Crohn's disease is an inflammatory bowel disease that affects any part of the gut and involves all the different layers of the bowel wall. Of all cases of Crohn's disease, about 35% involve the ileum; about 45% involve the ileum and colon; and about 20% involve the colon alone. Occasionally, the entire small bowel is involved, and rarely, the stomach, duodenum, or esophagus. The perianal region is also affected in one-quarter to one-third of cases.
- Occurs in approximately 0.05% of U.S. population
- Most commonly develops between ages of 15 and 25 years
- Is equally prevalent among males and females
A variety of cellular processes and pro-inflammatory mediators influence the pathogenesis of Crohn's disease.
- T-lymphocytes (T-cells)
T-cells are important in the normal regulation of intestinal immune responses and the pathogenesis of Crohn's disease. The CD4+ T-cells regulate key aspects of the immune response. These cells are classified as either T-helper 1 (Th1) or T-helper 2 (Th2) cells based on their function and secretion of certain cytokines. Under normal conditions, antigens derived from food and bacteria in the gut are continually in contact with the intestinal mucosa. However, the action of cytokines secreted by Th2 cells prevents cell-mediated immune responses to these antigens. In the case of Crohn's disease, however, there is a shift toward pro-inflammatory Th1-secreted cytokines, such as tumor necrosis factor alpha (TNF-alpha).
- Tumor necrosis factor alpha (TNF-alpha):
The continuous hyperstimulation and chronic inflammation of the bowel in Crohn's disease can be attributed in part to the increased production of pro-inflammatory cytokines, especially TNF-alpha. TNF-alpha is present in excess in the mucosa of patients with Crohn's disease, and increases in TNF-alpha are associated with the release of other pro-inflammatory cytokines, including interleukin 1, 6, and 8. Other biological activities attributed to TNF-alpha include enhancement of leukocyte migration by increasing endothelial layer permeability and expression of adhesion molecules by endothelial cells and leukocytes, activation of neutrophil and eosinophil functional activity, as well as tissue-degrading enzymes produced by synoviocytes and/or chondrocytes
Clinical suspicion and diagnosis
Crohn's disease manifests with symptoms of malabsorption, anemia, fever, rectal bleeding and intestinal problems requiring further investigation. The most common intestinal complications are intestinal structures and fistulas. Approximately 6% of Crohn's disease patients develop fistulas, and 15% develop anal complications (fistula, fissure, abscess) within five years of diagnosis.

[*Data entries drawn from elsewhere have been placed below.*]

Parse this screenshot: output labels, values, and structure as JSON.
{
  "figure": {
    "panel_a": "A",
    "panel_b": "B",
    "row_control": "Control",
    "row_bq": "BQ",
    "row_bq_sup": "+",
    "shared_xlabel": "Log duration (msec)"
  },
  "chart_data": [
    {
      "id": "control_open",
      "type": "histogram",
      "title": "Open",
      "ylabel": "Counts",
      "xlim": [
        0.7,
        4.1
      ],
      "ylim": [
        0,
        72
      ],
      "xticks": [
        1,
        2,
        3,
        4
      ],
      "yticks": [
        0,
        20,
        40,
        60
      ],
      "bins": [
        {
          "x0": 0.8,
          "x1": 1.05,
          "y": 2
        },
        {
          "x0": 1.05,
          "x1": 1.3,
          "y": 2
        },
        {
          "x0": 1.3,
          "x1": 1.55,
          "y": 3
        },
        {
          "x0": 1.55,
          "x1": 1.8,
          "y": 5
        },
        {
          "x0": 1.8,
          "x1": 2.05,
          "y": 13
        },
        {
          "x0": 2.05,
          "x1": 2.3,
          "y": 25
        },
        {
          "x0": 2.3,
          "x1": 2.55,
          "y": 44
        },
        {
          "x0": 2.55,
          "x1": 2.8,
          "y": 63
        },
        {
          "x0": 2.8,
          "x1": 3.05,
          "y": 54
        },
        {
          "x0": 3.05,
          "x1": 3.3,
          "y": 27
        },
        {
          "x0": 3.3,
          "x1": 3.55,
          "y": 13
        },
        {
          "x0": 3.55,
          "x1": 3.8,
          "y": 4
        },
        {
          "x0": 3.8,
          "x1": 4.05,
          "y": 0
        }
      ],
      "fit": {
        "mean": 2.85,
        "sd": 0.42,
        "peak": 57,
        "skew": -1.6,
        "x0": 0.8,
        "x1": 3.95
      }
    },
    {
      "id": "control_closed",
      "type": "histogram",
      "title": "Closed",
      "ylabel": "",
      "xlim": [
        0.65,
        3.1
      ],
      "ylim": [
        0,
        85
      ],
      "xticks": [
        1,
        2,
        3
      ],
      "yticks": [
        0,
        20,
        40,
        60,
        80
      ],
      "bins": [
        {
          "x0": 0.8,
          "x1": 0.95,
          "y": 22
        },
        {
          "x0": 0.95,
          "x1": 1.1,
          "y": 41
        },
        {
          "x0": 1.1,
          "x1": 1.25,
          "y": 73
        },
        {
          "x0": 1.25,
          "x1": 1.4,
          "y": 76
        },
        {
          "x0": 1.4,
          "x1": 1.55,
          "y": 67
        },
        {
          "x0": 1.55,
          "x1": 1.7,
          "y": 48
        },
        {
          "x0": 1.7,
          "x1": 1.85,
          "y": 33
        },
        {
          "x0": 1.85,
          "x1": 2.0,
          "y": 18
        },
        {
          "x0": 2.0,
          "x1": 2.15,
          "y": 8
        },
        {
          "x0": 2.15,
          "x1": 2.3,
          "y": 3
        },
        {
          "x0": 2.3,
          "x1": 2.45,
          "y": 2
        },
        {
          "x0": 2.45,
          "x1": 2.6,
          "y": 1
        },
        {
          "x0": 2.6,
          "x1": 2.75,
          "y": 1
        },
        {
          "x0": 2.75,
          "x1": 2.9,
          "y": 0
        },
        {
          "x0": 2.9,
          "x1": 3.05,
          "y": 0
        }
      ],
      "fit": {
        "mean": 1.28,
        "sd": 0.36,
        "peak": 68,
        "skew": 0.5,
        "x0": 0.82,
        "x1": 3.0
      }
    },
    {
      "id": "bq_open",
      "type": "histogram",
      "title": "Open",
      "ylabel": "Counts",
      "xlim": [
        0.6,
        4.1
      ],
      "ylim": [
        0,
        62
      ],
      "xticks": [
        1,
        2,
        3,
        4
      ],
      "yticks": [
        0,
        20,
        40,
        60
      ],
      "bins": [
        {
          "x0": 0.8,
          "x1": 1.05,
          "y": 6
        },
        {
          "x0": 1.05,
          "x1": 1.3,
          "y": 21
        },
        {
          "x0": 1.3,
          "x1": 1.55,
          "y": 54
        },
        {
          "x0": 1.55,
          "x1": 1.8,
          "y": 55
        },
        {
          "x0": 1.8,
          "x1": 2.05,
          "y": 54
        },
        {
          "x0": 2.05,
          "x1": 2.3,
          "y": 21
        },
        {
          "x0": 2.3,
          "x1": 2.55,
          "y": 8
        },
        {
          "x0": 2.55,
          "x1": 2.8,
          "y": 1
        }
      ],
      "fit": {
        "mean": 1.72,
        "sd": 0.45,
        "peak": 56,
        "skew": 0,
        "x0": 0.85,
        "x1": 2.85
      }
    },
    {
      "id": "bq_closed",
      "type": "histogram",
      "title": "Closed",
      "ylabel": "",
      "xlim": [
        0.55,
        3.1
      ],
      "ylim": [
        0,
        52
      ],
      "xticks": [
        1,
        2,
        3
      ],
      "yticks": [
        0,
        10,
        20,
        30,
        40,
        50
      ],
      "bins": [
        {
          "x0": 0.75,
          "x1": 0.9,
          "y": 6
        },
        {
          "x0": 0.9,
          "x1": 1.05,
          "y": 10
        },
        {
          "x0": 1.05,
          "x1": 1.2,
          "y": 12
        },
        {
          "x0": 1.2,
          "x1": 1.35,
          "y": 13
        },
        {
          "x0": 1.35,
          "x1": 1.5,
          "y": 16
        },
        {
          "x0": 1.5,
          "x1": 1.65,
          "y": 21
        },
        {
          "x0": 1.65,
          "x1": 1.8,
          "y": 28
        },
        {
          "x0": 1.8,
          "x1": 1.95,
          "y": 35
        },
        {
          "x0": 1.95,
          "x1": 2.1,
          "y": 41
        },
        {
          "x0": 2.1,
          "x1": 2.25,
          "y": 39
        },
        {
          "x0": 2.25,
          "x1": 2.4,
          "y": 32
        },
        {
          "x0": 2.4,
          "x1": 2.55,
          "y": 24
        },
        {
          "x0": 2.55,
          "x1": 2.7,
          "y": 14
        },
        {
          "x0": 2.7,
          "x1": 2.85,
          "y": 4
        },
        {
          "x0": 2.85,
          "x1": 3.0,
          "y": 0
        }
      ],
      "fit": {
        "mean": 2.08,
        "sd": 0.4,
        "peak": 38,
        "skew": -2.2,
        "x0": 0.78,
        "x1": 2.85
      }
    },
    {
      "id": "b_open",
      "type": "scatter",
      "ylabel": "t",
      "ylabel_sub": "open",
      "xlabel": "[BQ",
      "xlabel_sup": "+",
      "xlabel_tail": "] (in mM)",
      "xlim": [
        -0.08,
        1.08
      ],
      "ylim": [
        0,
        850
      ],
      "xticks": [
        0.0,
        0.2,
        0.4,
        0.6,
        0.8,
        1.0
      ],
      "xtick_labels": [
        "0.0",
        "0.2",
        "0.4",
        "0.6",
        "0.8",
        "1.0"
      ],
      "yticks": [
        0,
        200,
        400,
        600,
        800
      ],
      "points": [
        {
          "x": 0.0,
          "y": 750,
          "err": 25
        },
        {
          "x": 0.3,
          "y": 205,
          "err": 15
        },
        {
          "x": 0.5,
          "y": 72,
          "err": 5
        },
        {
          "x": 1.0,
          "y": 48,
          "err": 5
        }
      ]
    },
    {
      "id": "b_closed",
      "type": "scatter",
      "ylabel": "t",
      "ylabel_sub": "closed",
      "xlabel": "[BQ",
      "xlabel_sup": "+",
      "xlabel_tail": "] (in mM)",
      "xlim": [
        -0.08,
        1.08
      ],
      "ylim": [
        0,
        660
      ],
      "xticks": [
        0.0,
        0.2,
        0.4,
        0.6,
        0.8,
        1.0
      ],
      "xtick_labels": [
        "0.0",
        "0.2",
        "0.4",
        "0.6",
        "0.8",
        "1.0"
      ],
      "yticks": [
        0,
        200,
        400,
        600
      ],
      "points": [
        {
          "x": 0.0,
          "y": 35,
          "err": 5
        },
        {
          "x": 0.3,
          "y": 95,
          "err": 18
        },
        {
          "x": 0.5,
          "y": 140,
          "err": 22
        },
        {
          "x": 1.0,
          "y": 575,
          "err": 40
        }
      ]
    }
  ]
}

Extra gastrointestinal manifestations include eye inflammation (uveitis, episcleritis, conjunctivitis), arthritis, kidney stones, venous thrombo-embolism, skin changes (erythema nodosum, pyoderma gangrenosum, vasculitis).
It is diagnosed visualization of the sigmoid colon by sigmoidoscopy.
During active disease therapy is similar to UC with aminosalicylates as the drug of choice. Sulfasalazine is used when the colon is involved however when the small intestine is involved one of the more specific 5 ASAs are used.
Glucocorticoids are used in active disease as UC and in extraintestinal manifestations but not in maintenance.
Antibiotics such as metronidazol 250 mg bid- qid or ciprofloxacin are effective in active disease and in maintenance for those who cannot tolerate other drugs.
Immunomodulators such as Azathioprine and 6MP are used as is methotrexate in active disease as adjunct to gluccorticoids to reduce their dose and also in maintenance.
Biological response modifiers: Therapies specifically focusing on the inflammatory process underlying Crohn's disease have the potential for providing disease modification. Infliximab (REMICADE) neutralizes the biological activity of TNF-alpha by binding with high affinity to the soluble and transmembrane forms of TNF-alpha and inhibits binding of TNF-alpha with its receptors. In clinical studies of infliximab, patients with Crohn's disease have achieved rapid reduction in clinical signs and symptoms, substantiated by both endoscopic and microscopic evaluation. Infliximab is indicated for reducing signs and symptoms and inducing and maintaining clinical remission in patients with moderately to severely active Crohn?s disease who have had an inadequate response to conventional therapy. Infliximab is also indicated for reducing the number of draining enterocutaneous and rectovaginal fistulas and maintaining fistula closure in patients with fistulizing Crohn?s disease.
For anal disease metronidazole, co-trimoxazole should be given for several weeks.
Diet replacement especially B12 supplements if terminal ileum is involved.
Treatment of complications
Which may include surgical treatment of perianal disease, fistulas and Intestinal obstruction.